Former Aston Martin team boss Otmar Szafnauer (of Alpine) explains the F1 budget cap loophole that is very likely being used by the top teams in Formula 1. Szafnauer’s explanation corroborates information sent to this website from our source within Aston Martin which describes a similar tactic being employed at the Silverstone based team.
Some Formula 1 teams have had to lay off some staff because of the budget cap that came into force two years ago. Alpine team boss and former Aston Martin team principal, Otmar Szafnauer believes that the top teams can gain an advantage within the cost cap by spreading their staff over various other projects. The former man who was part of Aston Martin senior management appears to corroborate information TJ13 has been sent some time ago about similar practices being used by Lawrence Stroll’s operation in Silverstone.
Staff moved off team pay roll
In some ways, this loophole is rather an unsurprising and often known but not acknowledged tactic by big teams. Indeed, the said big teams have other racing programmes or technology departments outside motorsport to which they shift staff in order to comply with the cap. For instance, Red Bull as several other subsidiaries that some senior staff are paid from, such as team boss Christian Horner taking a big wage from the new Red Bull Powertrains.
It appears that some teams are prepared to go further as some staff pawned off to other businesses can be returned to Formula One team as and when, if needed.
While Szafnauer admits that Alpine initially benefited from already being the right size to operate within the budget cap. Therefore, there was no need to cut staff. But the larger competitors quickly learned how to work more effectively within the rules.
“I think some of the other teams, the bigger teams, are now trying to exploit loopholes or understand better where there are loopholes or organisational changes you can make to get more people under the budget cap.”
“They’ve got to the point where they say, ‘I got rid of 100 people, but now I want to hire them back.’ Because I’ve managed to find jobs for them within the cap where they’re either not counted as a whole person, or they’re doing marketing or whatever,” Szafnauer explains.
At Alpine, he says, that is not (yet) the case. The company has a technology department that works outside Formula 1. But it is still in its infancy. “We have started it. We have a group, but it’s tiny, about two people. There are three projects, including parts for the Alpine car.”
Could Szafnauer also include his old team with this cheat ‘theory’?
“We don’t use our design resources, but we use some of our manufacturing resources to make components like the Alpine rear wing,” the team boss reveals.
“We do some CFD work, some laminating work, but not much. Then external companies come in to help us with the design.”
This department came into being rather by accident and not with the ulterior motive of circumventing the budget cap, Szafnauer stresses.

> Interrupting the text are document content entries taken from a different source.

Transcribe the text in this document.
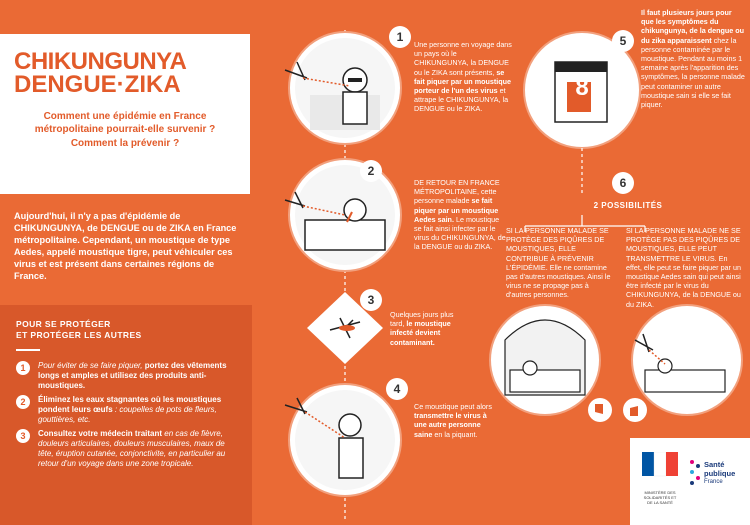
CHIKUNGUNYA
DENGUE·ZIKA
Comment une épidémie en France métropolitaine pourrait-elle survenir ?
Comment la prévenir ?
Aujourd'hui, il n'y a pas d'épidémie de CHIKUNGUNYA, de DENGUE ou de ZIKA en France métropolitaine. Cependant, un moustique de type Aedes, appelé moustique tigre, peut véhiculer ces virus et est présent dans certaines régions de France.
POUR SE PROTÉGER
ET PROTÉGER LES AUTRES
1	Pour éviter de se faire piquer, portez des vêtements longs et amples et utilisez des produits anti-moustiques.
2	Éliminez les eaux stagnantes où les moustiques pondent leurs œufs : coupelles de pots de fleurs, gouttières, etc.
3	Consultez votre médecin traitant en cas de fièvre, douleurs articulaires, douleurs musculaires, maux de tête, éruption cutanée, conjonctivite, en particulier au retour d'un voyage dans une zone tropicale.
1
Une personne en voyage dans un pays où le CHIKUNGUNYA, la DENGUE ou le ZIKA sont présents, se fait piquer par un moustique porteur de l'un des virus et attrape le CHIKUNGUNYA, la DENGUE ou le ZIKA.
2
DE RETOUR EN FRANCE MÉTROPOLITAINE, cette personne malade se fait piquer par un moustique Aedes sain. Le moustique se fait ainsi infecter par le virus du CHIKUNGUNYA, de la DENGUE ou du ZIKA.
3
Quelques jours plus tard, le moustique infecté devient contaminant.
4
Ce moustique peut alors transmettre le virus à une autre personne saine en la piquant.
5
Il faut plusieurs jours pour que les symptômes du chikungunya, de la dengue ou du zika apparaissent chez la personne contaminée par le moustique. Pendant au moins 1 semaine après l'apparition des symptômes, la personne malade peut contaminer un autre moustique sain si elle se fait piquer.
8
6
2 POSSIBILITÉS
SI LA PERSONNE MALADE SE PROTÈGE DES PIQÛRES DE MOUSTIQUES, ELLE CONTRIBUE À PRÉVENIR L'ÉPIDÉMIE. Elle ne contamine pas d'autres moustiques. Ainsi le virus ne se propage pas à d'autres personnes.
SI LA PERSONNE MALADE NE SE PROTÈGE PAS DES PIQÛRES DE MOUSTIQUES, ELLE PEUT TRANSMETTRE LE VIRUS. En effet, elle peut se faire piquer par un moustique Aedes sain qui peut ainsi être infecté par le virus du CHIKUNGUNYA, de la DENGUE ou du ZIKA.
MINISTÈRE DES SOLIDARITÉS ET DE LA SANTÉ
Santé
publique
France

“We had some people who retired. And we could use them to help us.”
“So that’s what we did. But we didn’t set it up to put as many people in there as possible from a budget constraint perspective. There are, but like I said, we have two people, not hundreds.”
Aston Martin whistleblower
It is very well known that Aston Martin has invested hugely into their F1 programme. The former Force India / Racing Point operation has transformed significantly in the last couple of years.
Indeed this website has a very reliable source from with the team who has been a whistleblower on numerous occasions, the last such being the disaster the team faced this time last year with an poorly designed car that barely made winter testing.
The source describes a system put in place to negate the budget cap by having AMR employees paid by different companies outside the racing team.
“168 members of AMRF1 staff were moved over to a company called Formtech,” says the insider,
“…they are all still in the same jobs wearing AMR uniform with all the job perks and bonuses but not on AMR F1 budget. They also all received a £5000 “bonus” which was paid at the end of October 2021, another £5000 will be paid at the end of October 2022 to anyone who has stayed on for the 12 months.”
As to how true the details are in this communication, nobody will ever know. But it would be unlikely to be a huge surprise to many within the paddock, and even the fan base, that this kind of loophole was being employed.
“Fast forward to 2022 more staff were moved again but this time to “Aston Martin GP Services Limited” again same job roles etc etc but without the £5000 “bonus”…” claims the disgruntled employee of Aston Martin,
“In total this is around 200 people doing the exact same jobs, wearing the AMR F1 green uniform, the only difference is the bank account they’re paid from…”
If this is endemic within the Formula 1 establishment, it is difficult to see how the FIA and FOM would successfully police it, and puts a big question mark over the effectiveness of the budget cap going forward.